Now I assume that I cannot change that timeout from user code right? Would it be safe to recompile the kernel with the timeout set to 50ms? That should be long enough for all my i2c devices. Or is there some internal device that requires such a long timeout? Is there maybe a way to check for the nonblocking flag in that code?

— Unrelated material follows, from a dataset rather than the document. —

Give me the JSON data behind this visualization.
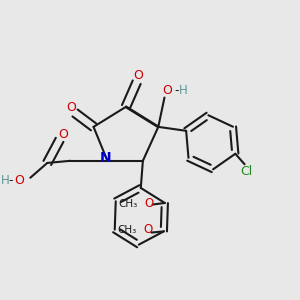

I can’t tell what will going on with modification to 50ms but you can try it.
And I would suggest to check if the i2cget have the same problem first.

Hi,
ok, I modified tegra_i2c_xfer_msg in i2c-tegra.c such that the timeout is reduced to 10ms, but only if the address is the device that causes these issues:

		time_left = TEGRA_I2C_TIMEOUT;
		if (i2c_dev->msg_add == 0x53 ||
			i2c_dev->msg_add == 0x0f ||
			i2c_dev->msg_add == 0x68)
			time_left = msecs_to_jiffies(10);

		time_left = wait_for_completion_timeout(&i2c_dev->msg_complete,
							time_left);

And so far, it seems to be working fine! Thanks!